Brede welvaart: handvat voor dialoog

7 november 2023 | Leestijd: 8 minuten
Hoewel voor concrete toepassing van brede welvaart geen eenduidig kader is, hoeft dat niemand ervan te weerhouden om met het concept aan de slag te gaan. Dit blijkt de rode draad in een serie gesprekken hierover. Ideeën achter brede welvaart bestaan al langer, met steeds wisselende namen. Concepten van de laatste tien jaar die een vergelijkbare verbreding van onze waarden beogen zijn bijvoorbeeld de Sustainable Development Goals en de donuteconomie. Desondanks is er nog geen consensus over hoe we brede welvaart ‘precies’ kunnen of moeten meten en beoordelen, en is er dus ook geen eenduidige conclusie mogelijk over wie het ‘goed’ of ‘niet goed’ doet. We bespreken in dit artikel of dat erg is, of dat deze open benadering juist kansen biedt.

Auteur(s)

Wouter Kersten en Niels Peters

In samenwerking met

We onderzochten deze vraag door met drie organisaties in de publieke sector te spreken die met brede welvaart aan de slag zijn gegaan. Hun ervaringen zijn beschreven in drie artikelen die de afgelopen maanden zijn gepubliceerd (zie links onderaan dit artikel). In dit overkoepelende artikel gaan we op zoek naar patronen en opvallende verschillen in de gekozen benaderingen en ervaringen.

Patronen

Als we de oogst van de gesprekken in ogenschouw nemen, zien we een aantal samenhangende patronen. We beginnen met patronen over hoe het concept gebruikt kan worden, daarna bespreken we enkele drempels en belemmeringen, en we eindigen met handelingsperspectief. Door de tekst heen geven we concrete voorbeelden uit de casussen en enkele quotes uit de gehouden gesprekken.

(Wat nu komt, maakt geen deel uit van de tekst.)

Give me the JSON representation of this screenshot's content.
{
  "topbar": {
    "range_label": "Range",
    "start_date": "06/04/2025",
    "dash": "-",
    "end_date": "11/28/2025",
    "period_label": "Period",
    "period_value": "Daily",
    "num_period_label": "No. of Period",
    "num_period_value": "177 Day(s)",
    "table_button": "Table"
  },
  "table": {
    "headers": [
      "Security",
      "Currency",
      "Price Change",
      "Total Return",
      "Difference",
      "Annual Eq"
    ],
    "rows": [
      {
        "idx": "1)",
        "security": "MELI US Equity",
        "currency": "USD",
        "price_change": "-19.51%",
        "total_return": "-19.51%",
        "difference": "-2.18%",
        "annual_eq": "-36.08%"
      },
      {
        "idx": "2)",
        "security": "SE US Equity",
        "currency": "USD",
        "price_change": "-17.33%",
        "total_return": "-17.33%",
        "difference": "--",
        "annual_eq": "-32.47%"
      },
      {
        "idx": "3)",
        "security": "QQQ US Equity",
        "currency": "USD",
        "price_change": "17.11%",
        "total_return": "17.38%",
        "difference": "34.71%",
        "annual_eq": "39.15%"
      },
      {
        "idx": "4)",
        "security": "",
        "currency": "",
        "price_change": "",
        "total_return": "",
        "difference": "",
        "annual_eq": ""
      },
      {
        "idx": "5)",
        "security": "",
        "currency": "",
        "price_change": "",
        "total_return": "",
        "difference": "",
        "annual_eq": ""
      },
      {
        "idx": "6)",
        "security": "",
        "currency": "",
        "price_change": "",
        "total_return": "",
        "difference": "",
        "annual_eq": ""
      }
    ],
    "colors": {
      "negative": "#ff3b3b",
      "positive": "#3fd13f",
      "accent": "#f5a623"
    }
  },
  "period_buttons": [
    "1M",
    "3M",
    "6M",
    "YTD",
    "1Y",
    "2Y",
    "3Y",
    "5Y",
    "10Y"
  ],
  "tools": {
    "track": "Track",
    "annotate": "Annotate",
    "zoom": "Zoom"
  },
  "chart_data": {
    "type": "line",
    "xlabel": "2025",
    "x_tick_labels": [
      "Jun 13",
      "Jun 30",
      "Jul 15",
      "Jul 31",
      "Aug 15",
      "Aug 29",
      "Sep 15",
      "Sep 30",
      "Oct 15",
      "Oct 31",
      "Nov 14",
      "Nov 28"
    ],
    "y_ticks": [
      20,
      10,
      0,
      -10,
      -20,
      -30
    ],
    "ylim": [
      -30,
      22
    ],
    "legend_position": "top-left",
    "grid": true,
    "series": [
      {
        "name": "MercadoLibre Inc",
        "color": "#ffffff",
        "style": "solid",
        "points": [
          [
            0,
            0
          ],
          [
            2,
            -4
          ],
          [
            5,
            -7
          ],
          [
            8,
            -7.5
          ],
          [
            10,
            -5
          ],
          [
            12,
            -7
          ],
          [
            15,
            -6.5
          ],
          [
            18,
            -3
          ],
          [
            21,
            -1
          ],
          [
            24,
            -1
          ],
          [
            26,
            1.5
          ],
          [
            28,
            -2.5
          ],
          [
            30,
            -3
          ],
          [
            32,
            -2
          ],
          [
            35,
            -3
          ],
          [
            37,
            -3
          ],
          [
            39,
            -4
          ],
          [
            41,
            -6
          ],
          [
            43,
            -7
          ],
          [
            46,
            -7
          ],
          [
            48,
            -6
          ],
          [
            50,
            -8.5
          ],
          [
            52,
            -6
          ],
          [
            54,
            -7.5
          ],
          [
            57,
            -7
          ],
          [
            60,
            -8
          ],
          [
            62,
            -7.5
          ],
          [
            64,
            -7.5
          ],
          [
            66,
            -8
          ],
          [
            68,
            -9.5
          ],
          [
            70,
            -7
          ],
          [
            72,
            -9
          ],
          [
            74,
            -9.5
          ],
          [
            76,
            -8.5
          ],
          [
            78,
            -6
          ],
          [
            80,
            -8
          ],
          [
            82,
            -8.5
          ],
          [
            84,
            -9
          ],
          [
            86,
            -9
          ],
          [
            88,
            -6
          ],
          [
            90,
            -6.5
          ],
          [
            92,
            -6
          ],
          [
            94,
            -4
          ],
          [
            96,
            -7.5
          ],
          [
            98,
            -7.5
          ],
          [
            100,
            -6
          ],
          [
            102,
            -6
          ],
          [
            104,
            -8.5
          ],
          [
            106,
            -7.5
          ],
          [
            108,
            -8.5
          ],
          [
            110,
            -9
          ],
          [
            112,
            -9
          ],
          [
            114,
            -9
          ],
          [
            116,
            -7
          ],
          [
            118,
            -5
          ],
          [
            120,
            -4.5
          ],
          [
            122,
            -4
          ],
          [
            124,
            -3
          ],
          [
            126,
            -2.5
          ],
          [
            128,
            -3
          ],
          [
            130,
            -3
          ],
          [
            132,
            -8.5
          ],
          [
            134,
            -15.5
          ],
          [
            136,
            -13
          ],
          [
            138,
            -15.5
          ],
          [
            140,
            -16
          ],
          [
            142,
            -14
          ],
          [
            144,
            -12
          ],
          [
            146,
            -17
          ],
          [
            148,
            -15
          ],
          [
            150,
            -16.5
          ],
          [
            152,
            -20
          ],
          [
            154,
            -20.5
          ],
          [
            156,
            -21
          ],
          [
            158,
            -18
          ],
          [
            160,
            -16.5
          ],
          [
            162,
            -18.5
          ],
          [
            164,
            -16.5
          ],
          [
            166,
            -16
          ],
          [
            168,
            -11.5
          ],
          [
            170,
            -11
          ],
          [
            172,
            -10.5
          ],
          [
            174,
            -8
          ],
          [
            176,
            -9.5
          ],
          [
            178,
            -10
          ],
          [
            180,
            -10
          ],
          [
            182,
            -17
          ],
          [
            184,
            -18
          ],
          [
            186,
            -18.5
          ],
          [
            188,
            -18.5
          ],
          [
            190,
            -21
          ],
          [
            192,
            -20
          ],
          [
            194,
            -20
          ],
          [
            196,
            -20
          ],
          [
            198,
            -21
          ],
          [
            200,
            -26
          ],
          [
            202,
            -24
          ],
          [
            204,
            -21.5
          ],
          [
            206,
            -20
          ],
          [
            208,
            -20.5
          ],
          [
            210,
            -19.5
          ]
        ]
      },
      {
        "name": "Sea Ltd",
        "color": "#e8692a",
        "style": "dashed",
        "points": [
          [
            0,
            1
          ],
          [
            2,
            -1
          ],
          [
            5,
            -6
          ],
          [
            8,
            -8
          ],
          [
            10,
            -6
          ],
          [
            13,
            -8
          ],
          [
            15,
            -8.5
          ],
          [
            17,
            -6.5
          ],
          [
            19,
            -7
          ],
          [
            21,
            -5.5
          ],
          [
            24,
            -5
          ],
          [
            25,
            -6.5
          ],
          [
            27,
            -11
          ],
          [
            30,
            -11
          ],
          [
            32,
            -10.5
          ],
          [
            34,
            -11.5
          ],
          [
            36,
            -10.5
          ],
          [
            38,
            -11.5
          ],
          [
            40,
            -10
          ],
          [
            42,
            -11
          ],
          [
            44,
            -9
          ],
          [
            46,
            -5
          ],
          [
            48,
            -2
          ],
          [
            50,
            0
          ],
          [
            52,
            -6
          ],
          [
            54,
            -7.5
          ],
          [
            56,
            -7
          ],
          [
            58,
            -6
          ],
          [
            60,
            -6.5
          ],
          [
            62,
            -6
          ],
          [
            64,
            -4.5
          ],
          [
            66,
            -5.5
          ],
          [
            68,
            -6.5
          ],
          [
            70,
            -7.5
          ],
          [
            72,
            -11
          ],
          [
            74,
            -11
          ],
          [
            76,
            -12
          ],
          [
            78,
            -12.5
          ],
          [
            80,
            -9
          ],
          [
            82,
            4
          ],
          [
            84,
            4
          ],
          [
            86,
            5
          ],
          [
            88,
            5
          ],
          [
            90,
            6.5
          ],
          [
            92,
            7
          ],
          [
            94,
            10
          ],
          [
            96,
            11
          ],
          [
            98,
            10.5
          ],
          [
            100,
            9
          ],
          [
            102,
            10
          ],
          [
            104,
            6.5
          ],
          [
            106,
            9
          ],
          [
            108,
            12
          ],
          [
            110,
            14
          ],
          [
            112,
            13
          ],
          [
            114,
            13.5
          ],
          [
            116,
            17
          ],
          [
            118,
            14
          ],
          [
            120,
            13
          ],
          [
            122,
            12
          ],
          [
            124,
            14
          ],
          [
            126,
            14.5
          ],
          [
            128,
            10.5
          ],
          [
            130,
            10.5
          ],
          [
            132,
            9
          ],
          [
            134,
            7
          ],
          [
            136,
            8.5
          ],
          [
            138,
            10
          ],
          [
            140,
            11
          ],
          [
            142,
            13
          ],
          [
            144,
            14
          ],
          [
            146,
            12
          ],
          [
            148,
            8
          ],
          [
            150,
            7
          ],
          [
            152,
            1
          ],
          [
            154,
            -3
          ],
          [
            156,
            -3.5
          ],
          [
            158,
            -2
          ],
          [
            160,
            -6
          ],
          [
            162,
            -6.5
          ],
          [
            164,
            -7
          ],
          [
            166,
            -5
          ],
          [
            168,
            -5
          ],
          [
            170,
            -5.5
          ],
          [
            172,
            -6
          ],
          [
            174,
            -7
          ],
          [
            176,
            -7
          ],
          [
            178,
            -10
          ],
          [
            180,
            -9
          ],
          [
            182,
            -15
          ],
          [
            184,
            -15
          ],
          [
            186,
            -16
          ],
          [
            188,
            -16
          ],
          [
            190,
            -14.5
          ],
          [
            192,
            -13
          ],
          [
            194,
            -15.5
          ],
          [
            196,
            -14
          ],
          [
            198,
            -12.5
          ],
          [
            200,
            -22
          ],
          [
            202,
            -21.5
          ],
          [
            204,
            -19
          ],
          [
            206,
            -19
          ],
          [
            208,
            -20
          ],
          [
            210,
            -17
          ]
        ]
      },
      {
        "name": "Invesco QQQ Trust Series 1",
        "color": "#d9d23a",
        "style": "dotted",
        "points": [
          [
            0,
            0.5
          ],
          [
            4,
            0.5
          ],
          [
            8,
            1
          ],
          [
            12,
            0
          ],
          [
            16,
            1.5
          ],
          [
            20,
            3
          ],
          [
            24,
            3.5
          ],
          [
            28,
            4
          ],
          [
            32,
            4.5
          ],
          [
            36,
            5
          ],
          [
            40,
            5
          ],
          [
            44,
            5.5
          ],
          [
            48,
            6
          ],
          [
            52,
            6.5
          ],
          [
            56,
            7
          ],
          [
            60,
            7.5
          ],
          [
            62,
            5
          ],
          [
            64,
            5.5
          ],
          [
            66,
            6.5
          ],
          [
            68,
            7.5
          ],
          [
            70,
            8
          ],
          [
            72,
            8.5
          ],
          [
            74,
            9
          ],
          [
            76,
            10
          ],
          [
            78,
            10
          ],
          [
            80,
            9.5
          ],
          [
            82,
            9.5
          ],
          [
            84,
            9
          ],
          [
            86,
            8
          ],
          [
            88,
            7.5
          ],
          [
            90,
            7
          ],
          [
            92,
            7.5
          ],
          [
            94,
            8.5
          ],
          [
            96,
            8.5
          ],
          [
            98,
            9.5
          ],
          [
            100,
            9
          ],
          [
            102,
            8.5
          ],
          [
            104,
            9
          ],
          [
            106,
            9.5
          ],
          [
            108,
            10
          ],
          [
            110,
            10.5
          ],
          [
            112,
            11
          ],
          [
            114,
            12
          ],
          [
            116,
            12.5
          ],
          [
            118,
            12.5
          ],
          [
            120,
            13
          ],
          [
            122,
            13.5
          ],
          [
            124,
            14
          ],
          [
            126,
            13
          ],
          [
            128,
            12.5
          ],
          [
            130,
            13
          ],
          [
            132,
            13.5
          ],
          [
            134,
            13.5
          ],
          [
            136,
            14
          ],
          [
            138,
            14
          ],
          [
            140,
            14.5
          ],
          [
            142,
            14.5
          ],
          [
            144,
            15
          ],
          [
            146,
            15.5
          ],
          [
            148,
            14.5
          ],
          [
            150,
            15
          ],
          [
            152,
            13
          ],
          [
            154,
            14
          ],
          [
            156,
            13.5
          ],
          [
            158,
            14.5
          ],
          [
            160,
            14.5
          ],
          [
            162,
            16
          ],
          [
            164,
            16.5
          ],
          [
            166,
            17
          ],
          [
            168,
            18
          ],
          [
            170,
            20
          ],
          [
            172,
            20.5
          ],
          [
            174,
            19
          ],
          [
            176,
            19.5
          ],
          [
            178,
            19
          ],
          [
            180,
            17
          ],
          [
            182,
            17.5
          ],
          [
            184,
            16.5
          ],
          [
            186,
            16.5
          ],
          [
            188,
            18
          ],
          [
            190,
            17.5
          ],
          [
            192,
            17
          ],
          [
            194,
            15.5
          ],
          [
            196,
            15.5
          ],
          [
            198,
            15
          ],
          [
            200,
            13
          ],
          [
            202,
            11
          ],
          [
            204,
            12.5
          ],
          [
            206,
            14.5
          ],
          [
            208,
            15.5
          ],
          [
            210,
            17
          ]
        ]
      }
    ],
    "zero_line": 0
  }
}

Hoe kan brede welvaart als concept worden ingezet?

Geen rigide instrument, maar hulpmiddel om over bestaande muren heen te kijken

De aanleidingen om aan de slag te gaan met brede welvaart zijn in de drie casussen verschillend. Een overkoepelende bevinding is dat het werkt als uitnodigend handvat om over de grenzen van domeinen, doelgroepen, generaties en geografie heen te kijken. Hierdoor ontstaat een open dialoog met belanghebbenden van de organisatie die ermee  aan de slag gaat, waarbij niemand bij zijn of haar eigen perspectief kan blijven.
Primair inzetten op economische waardecreatie, onder de aanname dat het vanzelf leidt tot positieve gevolgen voor de lokale bewoners, bleek te optimistisch. De impact van (ongebreidelde) economische ontwikkeling op de leefomgeving is tenslotte enorm gebleken. De open dialoog gaat dus over de verschillende waarden van waaruit we handelen, wanneer dit besef is ingedaald.

Voorbeeld uit de casussen

Op gemeenteniveau kan men op zoek gaan naar een nieuwe manier van werken, waarbij economische activiteiten juist ook (andere) maatschappelijke meerwaarde creëren.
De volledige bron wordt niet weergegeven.